The 2016 presidential race was no different. The polarizing nature of the race’s Republican field was certainly one that the country watched with fascination. It is also paved the way to a smorgasbord of opinions on how the market would react. Tell me if any of these narratives sound familiar to you:
- “The markets” (Wall Street) love Hillary Clinton.
- Donald Trump would be bad (or good) for the health care sector.
- Buy these XX defense stocks if a Republican makes it to the White House.
- Democrats will run up the deficit.
- Republicans will curtail the recovery.
The list goes on and on….
I can unleash a number of statistics showing the outcomes of differing political parties on the stock market over varying time frames. However, in my opinion, it doesn’t make a bit of difference either way.
The stock market is going to go up AND down no matter what. There is no way to accurately forecast the exact timing that this will occur. It’s like trying to invest your portfolio based on the alignment of the planets or the weather. Volatility is not something that is new to the market or exclusive to any one party.
I remember back in 2008 when virtually everyone on Wall Street was terrified of the transition from George Bush to Barack Obama.

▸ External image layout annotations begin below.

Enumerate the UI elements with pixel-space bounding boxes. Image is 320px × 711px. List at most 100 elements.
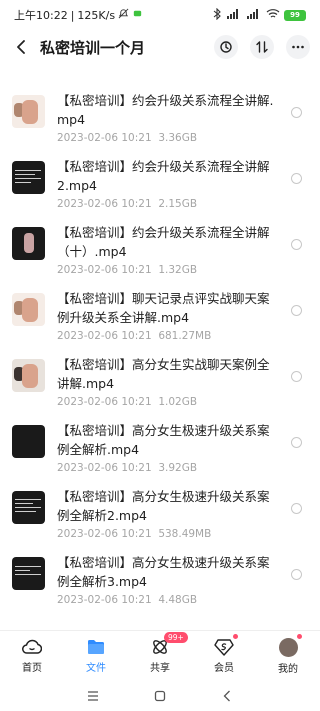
select-radio[interactable] — [291, 569, 302, 580]
file-info: 【私密培训】约会升级关系流程全讲解.mp4 2023-02-06 10:21 3… — [57, 91, 279, 144]
file-item[interactable]: 【私密培训】聊天记录点评实战聊天案例升级关系全讲解.mp4 2023-02-06… — [0, 278, 320, 344]
mute-icon — [118, 8, 129, 22]
file-info: 【私密培训】高分女生极速升级关系案例全解析2.mp4 2023-02-06 10… — [57, 487, 279, 540]
history-button[interactable] — [214, 35, 238, 59]
video-thumbnail — [12, 227, 45, 260]
select-radio[interactable] — [291, 503, 302, 514]
tab-home[interactable]: 首页 — [0, 631, 64, 678]
select-radio[interactable] — [291, 305, 302, 316]
file-meta: 2023-02-06 10:21 4.48GB — [57, 594, 279, 606]
file-name: 【私密培训】约会升级关系流程全讲解.mp4 — [57, 93, 274, 127]
tab-share[interactable]: 99+ 共享 — [128, 631, 192, 678]
file-name: 【私密培训】高分女生极速升级关系案例全解析.mp4 — [57, 423, 270, 457]
menu-icon — [88, 690, 99, 701]
vip-icon — [214, 639, 234, 656]
status-left: 上午10:22 | 125K/s — [14, 7, 143, 23]
file-meta: 2023-02-06 10:21 1.02GB — [57, 396, 279, 408]
cloud-icon — [22, 639, 42, 654]
video-thumbnail — [12, 425, 45, 458]
select-radio[interactable] — [291, 371, 302, 382]
history-icon — [220, 41, 232, 53]
signal-2-icon — [246, 8, 262, 22]
battery-icon: 99 — [284, 9, 306, 21]
video-thumbnail — [12, 557, 45, 590]
status-time: 上午10:22 — [14, 9, 68, 22]
file-info: 【私密培训】高分女生实战聊天案例全讲解.mp4 2023-02-06 10:21… — [57, 355, 279, 408]
file-size: 3.36GB — [158, 132, 198, 144]
recents-button[interactable] — [85, 688, 101, 704]
app-notification-icon — [132, 8, 143, 22]
file-date: 2023-02-06 10:21 — [57, 594, 152, 606]
file-item[interactable]: 【私密培训】高分女生极速升级关系案例全解析.mp4 2023-02-06 10:… — [0, 410, 320, 476]
file-date: 2023-02-06 10:21 — [57, 264, 152, 276]
file-size: 2.15GB — [158, 198, 198, 210]
file-name: 【私密培训】约会升级关系流程全讲解2.mp4 — [57, 159, 270, 193]
file-size: 538.49MB — [158, 528, 212, 540]
more-icon — [292, 45, 304, 49]
select-radio[interactable] — [291, 173, 302, 184]
file-info: 【私密培训】聊天记录点评实战聊天案例升级关系全讲解.mp4 2023-02-06… — [57, 289, 279, 342]
profile-dot — [297, 634, 302, 639]
file-meta: 2023-02-06 10:21 3.36GB — [57, 132, 279, 144]
header: 私密培训一个月 — [0, 30, 320, 64]
file-meta: 2023-02-06 10:21 1.32GB — [57, 264, 279, 276]
wifi-icon — [266, 8, 280, 22]
sort-button[interactable] — [250, 35, 274, 59]
network-speed: 125K/s — [77, 8, 116, 22]
header-actions — [214, 35, 310, 59]
file-item[interactable]: 【私密培训】高分女生实战聊天案例全讲解.mp4 2023-02-06 10:21… — [0, 344, 320, 410]
file-item[interactable]: 【私密培训】高分女生极速升级关系案例全解析3.mp4 2023-02-06 10… — [0, 542, 320, 608]
select-radio[interactable] — [291, 107, 302, 118]
file-info: 【私密培训】约会升级关系流程全讲解（十）.mp4 2023-02-06 10:2… — [57, 223, 279, 276]
file-meta: 2023-02-06 10:21 3.92GB — [57, 462, 279, 474]
file-name: 【私密培训】约会升级关系流程全讲解（十）.mp4 — [57, 225, 270, 259]
tab-label: 文件 — [86, 663, 106, 674]
tab-label: 首页 — [22, 663, 42, 674]
signal-1-icon — [226, 8, 242, 22]
file-info: 【私密培训】高分女生极速升级关系案例全解析3.mp4 2023-02-06 10… — [57, 553, 279, 606]
system-nav-bar — [0, 680, 320, 711]
tab-label: 会员 — [214, 663, 234, 674]
file-name: 【私密培训】聊天记录点评实战聊天案例升级关系全讲解.mp4 — [57, 291, 270, 325]
file-meta: 2023-02-06 10:21 538.49MB — [57, 528, 279, 540]
file-item[interactable]: 【私密培训】约会升级关系流程全讲解.mp4 2023-02-06 10:21 3… — [0, 80, 320, 146]
back-arrow-icon — [17, 40, 25, 54]
file-date: 2023-02-06 10:21 — [57, 528, 152, 540]
file-date: 2023-02-06 10:21 — [57, 330, 152, 342]
file-date: 2023-02-06 10:21 — [57, 198, 152, 210]
file-date: 2023-02-06 10:21 — [57, 462, 152, 474]
status-bar: 上午10:22 | 125K/s 99 — [0, 0, 320, 30]
video-thumbnail — [12, 359, 45, 392]
bottom-tab-bar: 首页 文件 99+ 共享 会员 我的 — [0, 630, 320, 678]
file-size: 1.32GB — [158, 264, 198, 276]
file-info: 【私密培训】高分女生极速升级关系案例全解析.mp4 2023-02-06 10:… — [57, 421, 279, 474]
tab-files[interactable]: 文件 — [64, 631, 128, 678]
file-size: 1.02GB — [158, 396, 198, 408]
file-item[interactable]: 【私密培训】约会升级关系流程全讲解2.mp4 2023-02-06 10:21 … — [0, 146, 320, 212]
system-back-button[interactable] — [219, 688, 235, 704]
sort-icon — [256, 41, 268, 53]
square-icon — [154, 690, 166, 701]
back-chevron-icon — [223, 690, 230, 701]
file-date: 2023-02-06 10:21 — [57, 132, 152, 144]
folder-icon — [88, 640, 104, 654]
tab-profile[interactable]: 我的 — [256, 631, 320, 678]
vip-dot — [233, 634, 238, 639]
tab-label: 我的 — [278, 664, 298, 675]
file-item[interactable]: 【私密培训】约会升级关系流程全讲解（十）.mp4 2023-02-06 10:2… — [0, 212, 320, 278]
status-divider: | — [70, 8, 75, 22]
back-button[interactable] — [12, 38, 30, 56]
video-thumbnail — [12, 293, 45, 326]
home-button[interactable] — [152, 688, 168, 704]
bluetooth-icon — [213, 7, 222, 23]
file-meta: 2023-02-06 10:21 681.27MB — [57, 330, 279, 342]
more-button[interactable] — [286, 35, 310, 59]
file-size: 4.48GB — [158, 594, 198, 606]
share-badge: 99+ — [164, 632, 188, 643]
status-right: 99 — [213, 7, 306, 23]
tab-vip[interactable]: 会员 — [192, 631, 256, 678]
select-radio[interactable] — [291, 239, 302, 250]
select-radio[interactable] — [291, 437, 302, 448]
file-info: 【私密培训】约会升级关系流程全讲解2.mp4 2023-02-06 10:21 … — [57, 157, 279, 210]
file-item[interactable]: 【私密培训】高分女生极速升级关系案例全解析2.mp4 2023-02-06 10… — [0, 476, 320, 542]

The SPDR S&P 500 ETF (SPY) has experienced a gain of 186.59% since his inauguration on January 20, 2009. Seriously, look it up.
I’m not trying to advocate for Obama’s political policies or suggest that he was the driving factor in those returns. I’m simply pointing out that what you think will happen and what will actually happen are often very different things.
Everyone is entitled to their own opinion on how the markets will react to the next President of the United States. For many, that may include stocking up on guns, canned goods, and other assorted “end of the world” paraphernalia.